La presenza di giovani schiave nelle città europee del Quattrocento è un fenomeno poco noto e per certi versi rimosso dall’immaginario collettivo che si riferisce a uno dei periodi più affascinanti della Storia esaltandone in modo quasi esclusivo i risultati artistici e culturali. Eppure a partire dalla metà del Trecento tante furono le ragazze russe, tartare, greche, turche, saracene strappate alle loro terre e condotte nelle case dei ricchi d’Italia e non solo per svolgere i lavori domestici più umili, accudire gli anziani e soddisfare i desideri sessuali dei padroni. Marialuisa Bianchi ci mostra senza infingimenti la quotidianità, fatta di violenze, soprusi, umiliazioni e rari momenti di serenità, di una giovane schiava russa che si trova a vivere nella turbolenta Firenze di Cosimo de’ Medici. Pagina dopo pagina siamo guidati alla scoperta di una città di antichi mercati, botteghe artigiane e viuzze mal frequentate, che caratterizzavano lo spazio urbano di allora tanto quanto i sontuosi palazzi, le chiese, gli ospedali che ancora oggi possiamo ammirare. L’accurata ricostruzione storica è parte stessa di una narrazione appassionante in cui personaggi esistiti e vicende realmente accadute diventano un tutt’uno con l’invenzione letteraria a cui spetta il compito di dare voce a chi non l’ha avuta. La schiava Ekaterina, il garzone Francesco, la serva Ghita, la prostituta Hysa intrecciano così le loro storie con quelle del vescovo Antonino Pierozzi, di Giovanni della Casa e della bellissima Lusanna di Benedetto, di Alessandra Macinghi Strozzi, di mercanti e preti che hanno lasciato traccia di sé nel Rinascimento fiorentino. Ne deriva un affresco mosso, sempre vivace della Firenze quattrocentesca e il racconto coinvolgente del cammino rischioso e pieno di sorprese di una schiava alla ricerca ostinata della propria libertà.

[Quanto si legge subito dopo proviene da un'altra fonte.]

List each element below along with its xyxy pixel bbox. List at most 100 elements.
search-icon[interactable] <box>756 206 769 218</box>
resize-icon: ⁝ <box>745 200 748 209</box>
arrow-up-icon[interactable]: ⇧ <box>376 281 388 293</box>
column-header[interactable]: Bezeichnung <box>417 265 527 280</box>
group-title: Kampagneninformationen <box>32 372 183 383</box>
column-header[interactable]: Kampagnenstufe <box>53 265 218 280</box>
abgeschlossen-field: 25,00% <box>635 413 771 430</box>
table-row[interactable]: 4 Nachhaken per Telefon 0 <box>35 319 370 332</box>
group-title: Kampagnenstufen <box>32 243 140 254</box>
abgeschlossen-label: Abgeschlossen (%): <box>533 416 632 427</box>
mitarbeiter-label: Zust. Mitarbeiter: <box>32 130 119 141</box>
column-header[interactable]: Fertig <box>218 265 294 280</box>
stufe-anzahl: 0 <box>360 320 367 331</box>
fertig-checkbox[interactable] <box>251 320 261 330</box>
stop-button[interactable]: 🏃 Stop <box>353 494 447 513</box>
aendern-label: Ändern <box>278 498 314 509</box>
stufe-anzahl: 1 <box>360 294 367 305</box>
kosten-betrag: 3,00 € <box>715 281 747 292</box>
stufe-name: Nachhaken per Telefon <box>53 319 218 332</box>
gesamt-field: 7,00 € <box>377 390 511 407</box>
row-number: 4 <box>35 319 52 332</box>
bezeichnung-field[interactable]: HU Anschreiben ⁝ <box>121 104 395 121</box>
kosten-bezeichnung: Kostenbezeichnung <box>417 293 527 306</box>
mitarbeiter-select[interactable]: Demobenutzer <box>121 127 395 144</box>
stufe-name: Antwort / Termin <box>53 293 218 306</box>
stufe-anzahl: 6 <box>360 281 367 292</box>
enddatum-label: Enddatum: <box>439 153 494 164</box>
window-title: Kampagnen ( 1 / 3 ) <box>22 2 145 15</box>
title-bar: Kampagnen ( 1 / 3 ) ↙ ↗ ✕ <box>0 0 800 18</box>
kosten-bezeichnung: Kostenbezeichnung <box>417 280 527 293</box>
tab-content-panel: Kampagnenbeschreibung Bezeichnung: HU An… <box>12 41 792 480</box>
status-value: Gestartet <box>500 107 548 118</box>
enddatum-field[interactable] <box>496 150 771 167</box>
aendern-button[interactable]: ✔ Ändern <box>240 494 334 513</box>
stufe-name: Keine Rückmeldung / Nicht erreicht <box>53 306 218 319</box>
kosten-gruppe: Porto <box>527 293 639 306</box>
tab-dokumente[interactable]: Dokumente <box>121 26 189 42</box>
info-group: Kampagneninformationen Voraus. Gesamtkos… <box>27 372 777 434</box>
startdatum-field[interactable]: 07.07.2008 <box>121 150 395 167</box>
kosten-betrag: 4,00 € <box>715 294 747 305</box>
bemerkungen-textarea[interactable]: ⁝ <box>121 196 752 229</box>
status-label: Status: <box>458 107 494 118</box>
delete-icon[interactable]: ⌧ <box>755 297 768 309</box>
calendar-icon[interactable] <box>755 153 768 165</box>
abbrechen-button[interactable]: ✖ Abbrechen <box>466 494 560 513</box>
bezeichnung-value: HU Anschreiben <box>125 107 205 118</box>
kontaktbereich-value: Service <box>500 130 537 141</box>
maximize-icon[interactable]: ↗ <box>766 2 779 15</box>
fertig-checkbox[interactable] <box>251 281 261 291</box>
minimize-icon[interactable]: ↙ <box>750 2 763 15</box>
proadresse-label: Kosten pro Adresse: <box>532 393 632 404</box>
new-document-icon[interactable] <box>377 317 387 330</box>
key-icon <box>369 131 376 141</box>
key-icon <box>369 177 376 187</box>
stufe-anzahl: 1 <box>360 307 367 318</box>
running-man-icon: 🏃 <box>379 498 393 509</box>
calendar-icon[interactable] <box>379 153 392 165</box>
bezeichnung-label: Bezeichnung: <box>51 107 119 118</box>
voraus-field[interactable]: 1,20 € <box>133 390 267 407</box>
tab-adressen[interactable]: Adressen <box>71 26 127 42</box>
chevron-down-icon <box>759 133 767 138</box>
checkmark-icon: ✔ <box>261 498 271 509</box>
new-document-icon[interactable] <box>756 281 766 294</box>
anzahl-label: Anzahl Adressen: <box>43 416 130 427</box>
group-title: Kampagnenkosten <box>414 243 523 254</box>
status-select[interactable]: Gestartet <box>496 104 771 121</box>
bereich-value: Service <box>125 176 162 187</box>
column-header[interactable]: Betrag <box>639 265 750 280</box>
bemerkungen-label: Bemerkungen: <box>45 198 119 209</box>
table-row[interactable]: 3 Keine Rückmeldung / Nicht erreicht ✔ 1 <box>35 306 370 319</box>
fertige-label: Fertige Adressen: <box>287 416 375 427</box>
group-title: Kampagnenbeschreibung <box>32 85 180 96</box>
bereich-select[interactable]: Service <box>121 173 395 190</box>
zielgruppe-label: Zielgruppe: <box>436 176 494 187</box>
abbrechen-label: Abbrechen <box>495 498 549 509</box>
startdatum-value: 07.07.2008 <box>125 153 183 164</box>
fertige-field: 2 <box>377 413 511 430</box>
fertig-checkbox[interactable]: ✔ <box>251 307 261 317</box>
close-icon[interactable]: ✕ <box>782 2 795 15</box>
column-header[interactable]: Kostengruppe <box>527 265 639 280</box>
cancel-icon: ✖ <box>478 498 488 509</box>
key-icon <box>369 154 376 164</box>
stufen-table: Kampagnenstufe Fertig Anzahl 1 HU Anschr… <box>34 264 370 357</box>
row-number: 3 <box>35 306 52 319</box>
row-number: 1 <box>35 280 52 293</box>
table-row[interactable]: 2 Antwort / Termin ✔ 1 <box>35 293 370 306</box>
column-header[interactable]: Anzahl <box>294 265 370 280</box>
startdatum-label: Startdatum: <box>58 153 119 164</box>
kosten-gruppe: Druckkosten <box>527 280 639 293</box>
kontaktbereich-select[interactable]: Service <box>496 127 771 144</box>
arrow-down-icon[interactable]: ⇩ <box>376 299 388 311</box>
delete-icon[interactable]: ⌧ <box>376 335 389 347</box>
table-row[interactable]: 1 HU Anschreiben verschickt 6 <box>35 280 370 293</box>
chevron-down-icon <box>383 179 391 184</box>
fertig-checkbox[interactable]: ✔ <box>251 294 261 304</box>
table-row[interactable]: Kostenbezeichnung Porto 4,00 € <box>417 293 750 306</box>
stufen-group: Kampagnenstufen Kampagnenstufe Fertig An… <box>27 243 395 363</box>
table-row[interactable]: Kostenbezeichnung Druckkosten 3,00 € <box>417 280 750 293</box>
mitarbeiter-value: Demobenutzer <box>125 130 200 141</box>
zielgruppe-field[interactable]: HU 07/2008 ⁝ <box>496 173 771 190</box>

Copertina flessibile: 384 pagine
Editore: END Edizioni Non Deperibili (25 febbraio 2017)
Lingua: Italiano
ISBN-10: 889577051X

Consiglio di lettura di Clara Schiavoni

A partire dalla metà del Trecento tante furono le ragazze russe, tartare, turche, greche strappate alle loro terre e condotte nelle case dei ricchi d’Italia e non solo per svolgere i lavori più umili, accudire gli anziani e siddisfare i desideri sessuali dei padroni.
Ekaterina è una giovane schiava russa che si trova a vivere nella Firenze del Trecento di Cosimo de’ Medici.
Giorno dopo giorno scopriamo la sua vita in un racconto coinvolgente e appassionante basato su una accurata ricostruzione storica.